Overall, this was a great book. The story reminded me a bit of Byatt's Possession. After having spent so much time listening to this book, I felt a little lost after it was over. Then I realized that Firebird is a sequel. Had no idea, but I got a copy of that book a few weeks ago, so I've started reading that now.

And I should add,  because this was the audio book, the narration by Rosalyn Landor is great.  There have been a few audio books that I think I disliked because I couldn't stand the sound of the narrator's voice.  But not the case with this book.  (Turns out she's narrated a couple of audio books that I really enjoy - Never Let Me Go and Water's Lovely.)

Review: Loving a Prince Charming by Danielle Monsch

This novella (only about 90 pages) is a retelling of Sleeping Beauty.  I was eager to read it because Sleeping Beauty is one of my favorite fairy tales - largely because I love the art in the Disney version, and that has, over the years, prompted me to seek out other versions of the fairy tale.

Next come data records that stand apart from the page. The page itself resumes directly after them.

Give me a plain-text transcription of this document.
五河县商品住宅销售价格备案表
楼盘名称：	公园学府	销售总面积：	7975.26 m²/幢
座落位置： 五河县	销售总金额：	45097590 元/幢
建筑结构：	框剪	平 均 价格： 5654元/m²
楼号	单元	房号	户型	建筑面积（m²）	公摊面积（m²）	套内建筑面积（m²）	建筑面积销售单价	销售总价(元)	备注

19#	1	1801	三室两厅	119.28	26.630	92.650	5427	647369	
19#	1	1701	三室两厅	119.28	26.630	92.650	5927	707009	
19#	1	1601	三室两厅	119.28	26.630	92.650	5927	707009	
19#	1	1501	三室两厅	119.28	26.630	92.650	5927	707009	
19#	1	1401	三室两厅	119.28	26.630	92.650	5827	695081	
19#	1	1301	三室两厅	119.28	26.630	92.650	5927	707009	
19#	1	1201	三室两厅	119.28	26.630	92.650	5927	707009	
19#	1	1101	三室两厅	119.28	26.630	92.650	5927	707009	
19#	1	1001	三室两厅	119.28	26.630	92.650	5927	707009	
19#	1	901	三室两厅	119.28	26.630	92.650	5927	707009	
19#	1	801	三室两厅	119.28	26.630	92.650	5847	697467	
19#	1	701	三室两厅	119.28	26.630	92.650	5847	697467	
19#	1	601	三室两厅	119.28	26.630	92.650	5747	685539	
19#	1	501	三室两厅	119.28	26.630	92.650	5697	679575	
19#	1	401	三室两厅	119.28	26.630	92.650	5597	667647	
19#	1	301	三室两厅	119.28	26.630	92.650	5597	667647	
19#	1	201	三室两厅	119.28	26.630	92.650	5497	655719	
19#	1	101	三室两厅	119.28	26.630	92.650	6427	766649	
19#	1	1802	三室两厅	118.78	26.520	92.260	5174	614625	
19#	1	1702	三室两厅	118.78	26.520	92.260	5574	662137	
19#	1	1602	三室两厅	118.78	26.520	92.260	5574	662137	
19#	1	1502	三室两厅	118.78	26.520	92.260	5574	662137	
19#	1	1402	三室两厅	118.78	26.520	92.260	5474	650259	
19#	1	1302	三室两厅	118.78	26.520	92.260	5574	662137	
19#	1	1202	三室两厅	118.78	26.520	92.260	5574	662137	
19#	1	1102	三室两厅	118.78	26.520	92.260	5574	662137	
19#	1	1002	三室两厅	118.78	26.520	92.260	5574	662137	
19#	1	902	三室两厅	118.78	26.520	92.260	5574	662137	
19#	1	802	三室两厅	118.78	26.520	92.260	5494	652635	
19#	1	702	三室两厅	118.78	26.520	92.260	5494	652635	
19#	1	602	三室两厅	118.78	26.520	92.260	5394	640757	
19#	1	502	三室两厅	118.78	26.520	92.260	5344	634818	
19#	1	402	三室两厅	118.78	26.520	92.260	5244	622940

This is a cute, quick story about the prince, Seth, and his best friend, Kira.  They've been best friends since childhood, and as Kira gets older, her job is to act as bodyguard for the prince.  Kira is a great character.  I like that she's the protector of Prince Charming.  As you might imagine, feelings beyond friendship develop between these two as they reach adulthood.  However, the prince's father has already made arrangements for him to marry another princess - the princess who was cursed at birth.

The prince, because he's noble, accepts his fate and has every intention of honoring his obligation, despite being in love with Kira.  After meeting the princess he's to marry - also known as Sleeping Beauty --  he feels protective of her, she doesn't have much of a life, hidden away in an effort to prevent the curse from happening.  He promises to take care of her, and later feels it's his duty to marry her because he keeps his promises.

There's a journey and a few brief battle scenes and a bit of angst as Seth and Kira try to decide what to do with their feelings for each other as they also try to do what's right.  Then there are some big secrets revealed.

There's an interesting twist in the end.  I don't want to give it away.  It's a very different take on the Sleeping Beauty fairy tale.  I respect that it was original, but didn't love it.  After I finished reading this, I probably thought about it too much and a few things didn't seem to make sense to me. 

But as long as you don't think too hard about it, it's a quick, enjoyable story. 

Also - the cover is beautiful - that's what initially drew me to the book - I love castles, as well as the color purple.

I received a review copy of this via Netgalley.